Au cours de l’année 2021, Mme [F] [R] a souhaité mettre en vente son appartement. Au moment de la signature de la promesse de vente, le notaire assistant l’acquéreur a identifié une emprise sur les parties communes pour laquelle aucune autorisation ni modification du règlement de copropriété ne semblait avoir été établie, et a inséré dans la promesse de vente du 18 août 2021 une condition suspensive relative à la fourniture des plans de l’immeuble.

Les plans obtenus auprès du service de publicité foncière ont effectivement permis de constater qu’une partie du palier avait été annexée lors de la réunion des lots 149 et 150.

Exposant avoir subi la rétractation de son acheteur, puis avoir dû débourser la somme de 5 940,73 euros pour régulariser la situation vis à vis de la copropriété, Mme [F] [R] a mis en demeure le 22 août 2022 Me [G], membre de la SCP [I] [O] [C] [G] [A] de l’indemniser de ses préjudices.

Par acte extrajudiciaire du 21 février 2023, Mme [F] [R] a fait assigner la SCP [I] [O] [C] [G] [A] devant le tribunal judiciaire de Paris aux fins d’engager sa responsabilité civile professionnelle sur le fondement de l’ancien article 1382 devenu l’article 1240 du code civil.

Dans ses dernières conclusions notifiées par RPVA le 2 octobre 2023, Mme [F] [R] demande au tribunal de condamner la SCP [I] [O] [C] [G] [A] à lui payer la somme de 5 940,73 euros au titre des dépenses engagées pour régulariser la situation de son appartement, la somme de 10 000 euros en réparation de son préjudice moral, la somme de 2 500 euros au titre de l’article 700 du code de procédure civile et les entiers dépens, avec recouvrement dans les conditions de l’article 699 du code de procédure civile et sous le bénéfice de l’exécution provisoire de droit.

Elle reproche au notaire de ne pas avoir requis les plans annexés au règlement de copropriété afin de s’assurer de l’absence d’emprise de l’appartement sur les parties communes de l’immeuble malgré l’existence de plusieurs indices qui auraient dû l’alerter :
– l’existence d’une réunion matérielle de deux lots ;
– la circonstance tenant à ce que les lots 149 et 150 soient situés de part et d’autre du couloir de gauche du 6e étage selon l’état descriptif de division contenu dans le règlement de propriété ;
– l’absence de modification apportée au règlement d’origine, ce que la levée d’une fiche d’immeuble auprès du service de la publicité foncière aurait permis de constater.
Elle ajoute qu’en tout état de cause la demande de plans auprès du conservateur des hypothèques aurait levé toute incertitude, puisque ceux-ci démontrent clairement que la réunion des lots 149 et 150 ne pouvait se faire sans annexer une partie du couloir commun aux copropriétaires du bâtiment B de l’immeuble.

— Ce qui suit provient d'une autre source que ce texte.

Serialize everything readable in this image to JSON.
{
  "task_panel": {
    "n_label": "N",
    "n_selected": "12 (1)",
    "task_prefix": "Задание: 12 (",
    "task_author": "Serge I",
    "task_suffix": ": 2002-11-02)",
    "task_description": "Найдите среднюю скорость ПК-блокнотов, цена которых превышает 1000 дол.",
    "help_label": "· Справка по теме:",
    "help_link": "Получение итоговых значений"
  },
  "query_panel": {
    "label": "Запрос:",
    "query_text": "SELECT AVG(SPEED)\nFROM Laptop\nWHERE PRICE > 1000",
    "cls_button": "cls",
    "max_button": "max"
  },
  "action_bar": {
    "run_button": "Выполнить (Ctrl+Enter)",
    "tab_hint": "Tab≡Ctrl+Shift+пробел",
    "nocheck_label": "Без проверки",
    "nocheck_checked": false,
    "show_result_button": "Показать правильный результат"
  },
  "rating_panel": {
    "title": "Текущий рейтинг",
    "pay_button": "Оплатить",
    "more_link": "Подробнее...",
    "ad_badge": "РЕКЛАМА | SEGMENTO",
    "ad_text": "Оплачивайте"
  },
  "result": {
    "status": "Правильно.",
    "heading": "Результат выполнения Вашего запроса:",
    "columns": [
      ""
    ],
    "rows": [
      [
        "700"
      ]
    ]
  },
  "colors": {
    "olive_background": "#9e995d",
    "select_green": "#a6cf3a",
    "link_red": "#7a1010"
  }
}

Elle conteste avoir jamais été informée de la difficulté par le notaire, et lui reproche une négligence dans la rédaction de l’acte authentique de vente du 17 novembre 2006.
Elle soutient avoir subi un dommage certain, personnel et légitime, que la défenderesse doit indemniser en l’absence de démonstration d’un cas de force majeure, à hauteur des frais engagés pour régulariser l’acte de vente et du préjudice moral et économique subi, ayant dû renoncer à déménager tout en perdant une chance de vendre son appartement en 2021, période à laquelle le marché de l’immobilier était favorable aux vendeurs, et sombrant dans la dépression.

Dans ses dernières conclusions notifiées par RPVA le 21 septembre 2023, la SCP [I] [O] [C] Piffaut Le Bourg demande au tribunal de débouter Mme [F] [R] de ses demandes et de la condamner à lui payer la somme de 3 500 euros au titre de l’article 700 du code de procédure civile, outre les entiers dépens, avec recouvrement dans les conditions de l’article 699 du code de procédure civile et d’écarter l’exécution provisoire.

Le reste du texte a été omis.